Monitorama PDX 2024 - How we tricked engineers into utilizing distributed tracing

Conference: Monitorama PDX 2024

Year: 2024

Noa Levi's session from Monitorama PDX 2024. Strava implemented distributed tracing over 4 years ago, yet the tool has been historically underutilized. We’ve improved documentation, presented tech talks, and created training modules to increase the adoption of the tool, yet there was little to no change in tracing usage. Though underutilized, we’ve chosen to continue using and investing in improving our distributed tracing tooling given how impactful the tool is to those that do use it. This talk will explain how we inadvertently increased adoption and improved our distributed tracing tooling while migrating from OpenTracing to OpenTelemetry. The migration involved updating configuration, redeploying, and testing over 100 microservices. Strava’s platform team did not have the context to safely deploy and test those services, so that work was assigned out to each team at Strava.
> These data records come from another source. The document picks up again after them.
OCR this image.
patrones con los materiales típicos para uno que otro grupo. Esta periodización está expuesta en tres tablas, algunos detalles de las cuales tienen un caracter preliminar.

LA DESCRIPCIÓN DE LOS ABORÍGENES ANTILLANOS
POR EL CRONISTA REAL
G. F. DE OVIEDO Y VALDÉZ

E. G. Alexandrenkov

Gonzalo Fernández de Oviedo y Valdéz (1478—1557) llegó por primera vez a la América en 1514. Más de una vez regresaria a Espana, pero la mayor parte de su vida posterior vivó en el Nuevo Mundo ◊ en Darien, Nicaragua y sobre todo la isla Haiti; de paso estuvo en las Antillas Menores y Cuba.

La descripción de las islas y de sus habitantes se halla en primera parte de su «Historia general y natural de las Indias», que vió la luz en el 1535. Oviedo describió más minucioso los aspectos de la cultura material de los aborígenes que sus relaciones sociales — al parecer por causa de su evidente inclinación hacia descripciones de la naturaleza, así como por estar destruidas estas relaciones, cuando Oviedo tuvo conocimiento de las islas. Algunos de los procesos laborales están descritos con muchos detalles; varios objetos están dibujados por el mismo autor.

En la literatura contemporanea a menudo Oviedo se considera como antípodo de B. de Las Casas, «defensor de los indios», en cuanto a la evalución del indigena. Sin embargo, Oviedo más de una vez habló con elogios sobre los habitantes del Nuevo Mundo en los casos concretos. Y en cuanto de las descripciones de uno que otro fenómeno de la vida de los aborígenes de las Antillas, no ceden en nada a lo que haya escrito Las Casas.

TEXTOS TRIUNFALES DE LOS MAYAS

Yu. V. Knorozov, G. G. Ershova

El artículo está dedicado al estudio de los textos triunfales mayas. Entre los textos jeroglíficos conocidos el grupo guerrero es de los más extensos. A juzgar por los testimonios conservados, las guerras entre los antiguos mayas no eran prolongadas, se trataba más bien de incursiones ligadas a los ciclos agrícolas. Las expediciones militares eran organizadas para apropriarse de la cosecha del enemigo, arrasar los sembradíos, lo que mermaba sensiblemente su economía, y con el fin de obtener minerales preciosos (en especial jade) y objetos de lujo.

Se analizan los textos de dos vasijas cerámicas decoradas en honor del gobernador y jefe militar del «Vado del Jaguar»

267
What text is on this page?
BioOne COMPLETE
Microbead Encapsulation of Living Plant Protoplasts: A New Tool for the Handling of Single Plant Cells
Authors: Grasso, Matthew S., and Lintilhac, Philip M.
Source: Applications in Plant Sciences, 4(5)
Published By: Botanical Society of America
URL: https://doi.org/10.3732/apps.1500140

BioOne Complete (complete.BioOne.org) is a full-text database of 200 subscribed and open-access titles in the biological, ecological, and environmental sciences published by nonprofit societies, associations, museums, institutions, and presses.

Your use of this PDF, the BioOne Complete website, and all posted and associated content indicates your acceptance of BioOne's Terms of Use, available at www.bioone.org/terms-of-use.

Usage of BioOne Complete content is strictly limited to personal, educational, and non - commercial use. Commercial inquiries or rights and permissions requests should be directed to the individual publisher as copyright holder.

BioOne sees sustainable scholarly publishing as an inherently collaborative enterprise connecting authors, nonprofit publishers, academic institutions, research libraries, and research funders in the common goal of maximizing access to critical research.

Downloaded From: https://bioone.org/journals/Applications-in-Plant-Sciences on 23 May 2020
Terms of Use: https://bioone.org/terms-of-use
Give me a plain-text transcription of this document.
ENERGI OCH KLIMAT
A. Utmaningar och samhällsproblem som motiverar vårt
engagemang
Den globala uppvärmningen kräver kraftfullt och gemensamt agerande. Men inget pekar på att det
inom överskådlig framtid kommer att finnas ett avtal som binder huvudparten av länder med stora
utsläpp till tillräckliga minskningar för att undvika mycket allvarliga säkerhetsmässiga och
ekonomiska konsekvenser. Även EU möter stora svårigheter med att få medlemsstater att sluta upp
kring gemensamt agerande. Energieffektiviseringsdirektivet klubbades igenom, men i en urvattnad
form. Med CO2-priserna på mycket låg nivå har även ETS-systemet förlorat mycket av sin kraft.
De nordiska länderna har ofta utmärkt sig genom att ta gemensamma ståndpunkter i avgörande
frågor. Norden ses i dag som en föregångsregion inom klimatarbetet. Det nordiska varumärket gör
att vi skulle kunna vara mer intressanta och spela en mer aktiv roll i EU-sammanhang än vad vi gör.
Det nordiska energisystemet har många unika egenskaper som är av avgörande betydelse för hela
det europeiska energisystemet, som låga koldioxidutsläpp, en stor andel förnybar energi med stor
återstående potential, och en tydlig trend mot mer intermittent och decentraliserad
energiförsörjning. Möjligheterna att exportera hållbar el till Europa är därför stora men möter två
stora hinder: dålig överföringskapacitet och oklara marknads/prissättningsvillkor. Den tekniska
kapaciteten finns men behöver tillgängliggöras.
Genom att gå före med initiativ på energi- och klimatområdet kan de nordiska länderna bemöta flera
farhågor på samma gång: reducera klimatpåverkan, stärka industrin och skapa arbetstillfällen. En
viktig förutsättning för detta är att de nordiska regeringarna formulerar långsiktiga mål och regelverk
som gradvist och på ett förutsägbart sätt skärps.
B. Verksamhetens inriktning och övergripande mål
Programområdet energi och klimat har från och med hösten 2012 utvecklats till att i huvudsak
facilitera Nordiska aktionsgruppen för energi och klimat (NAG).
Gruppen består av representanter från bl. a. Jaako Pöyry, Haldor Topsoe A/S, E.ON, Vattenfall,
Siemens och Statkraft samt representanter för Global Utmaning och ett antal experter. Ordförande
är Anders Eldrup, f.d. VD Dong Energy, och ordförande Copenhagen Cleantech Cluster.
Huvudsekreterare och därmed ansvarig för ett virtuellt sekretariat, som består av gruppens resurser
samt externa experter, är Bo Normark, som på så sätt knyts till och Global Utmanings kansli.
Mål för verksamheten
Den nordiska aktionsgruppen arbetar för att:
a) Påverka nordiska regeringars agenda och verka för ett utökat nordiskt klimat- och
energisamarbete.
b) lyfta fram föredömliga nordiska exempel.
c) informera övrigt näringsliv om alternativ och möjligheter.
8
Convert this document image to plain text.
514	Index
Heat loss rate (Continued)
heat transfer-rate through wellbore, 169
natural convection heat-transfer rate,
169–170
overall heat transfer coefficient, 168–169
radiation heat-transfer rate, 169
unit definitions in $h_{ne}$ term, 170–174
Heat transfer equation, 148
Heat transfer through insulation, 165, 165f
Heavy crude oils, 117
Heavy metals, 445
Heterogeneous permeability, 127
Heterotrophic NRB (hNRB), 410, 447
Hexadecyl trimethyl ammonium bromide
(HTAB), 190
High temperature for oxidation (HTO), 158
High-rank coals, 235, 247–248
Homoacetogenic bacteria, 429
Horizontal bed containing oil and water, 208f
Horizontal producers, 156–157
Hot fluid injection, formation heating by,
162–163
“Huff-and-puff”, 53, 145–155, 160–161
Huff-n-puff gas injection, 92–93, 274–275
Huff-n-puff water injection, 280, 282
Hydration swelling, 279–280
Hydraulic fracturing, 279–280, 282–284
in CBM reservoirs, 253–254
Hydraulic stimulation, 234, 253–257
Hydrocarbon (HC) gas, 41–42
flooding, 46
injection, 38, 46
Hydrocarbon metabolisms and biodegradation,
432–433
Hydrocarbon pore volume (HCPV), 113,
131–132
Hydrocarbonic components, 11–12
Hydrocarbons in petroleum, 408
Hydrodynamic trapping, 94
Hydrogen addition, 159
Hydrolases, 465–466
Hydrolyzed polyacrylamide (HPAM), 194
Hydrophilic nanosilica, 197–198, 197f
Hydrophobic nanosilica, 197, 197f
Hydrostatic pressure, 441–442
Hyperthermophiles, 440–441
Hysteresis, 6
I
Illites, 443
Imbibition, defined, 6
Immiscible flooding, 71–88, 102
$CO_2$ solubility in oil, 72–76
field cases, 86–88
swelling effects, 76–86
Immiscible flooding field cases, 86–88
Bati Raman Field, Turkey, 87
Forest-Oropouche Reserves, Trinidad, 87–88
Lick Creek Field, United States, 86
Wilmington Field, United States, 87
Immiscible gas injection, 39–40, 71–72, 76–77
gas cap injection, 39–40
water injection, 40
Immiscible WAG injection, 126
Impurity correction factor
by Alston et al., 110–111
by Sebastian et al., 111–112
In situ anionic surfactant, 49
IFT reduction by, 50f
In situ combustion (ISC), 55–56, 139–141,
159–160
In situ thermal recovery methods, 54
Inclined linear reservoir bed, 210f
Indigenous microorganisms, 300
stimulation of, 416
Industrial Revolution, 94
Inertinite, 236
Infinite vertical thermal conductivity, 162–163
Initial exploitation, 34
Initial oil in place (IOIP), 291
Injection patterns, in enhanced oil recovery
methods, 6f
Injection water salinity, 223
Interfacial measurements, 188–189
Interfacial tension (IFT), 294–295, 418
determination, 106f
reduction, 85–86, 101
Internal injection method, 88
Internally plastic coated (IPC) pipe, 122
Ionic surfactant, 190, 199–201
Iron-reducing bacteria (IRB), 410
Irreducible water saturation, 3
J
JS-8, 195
Practically what this meant was that every team ended up poking around our trace visualization tooling, many of them for the first time. Engineers were able to learn about tracing within the context of a service they were familiar with. Almost immediately, we noticed more engineers using the tooling and even making suggestions for improvements to enhance their data. While our intention of asking teams to migrate their own services was to prevent production downtime, there was a happy accident of increasing adoption.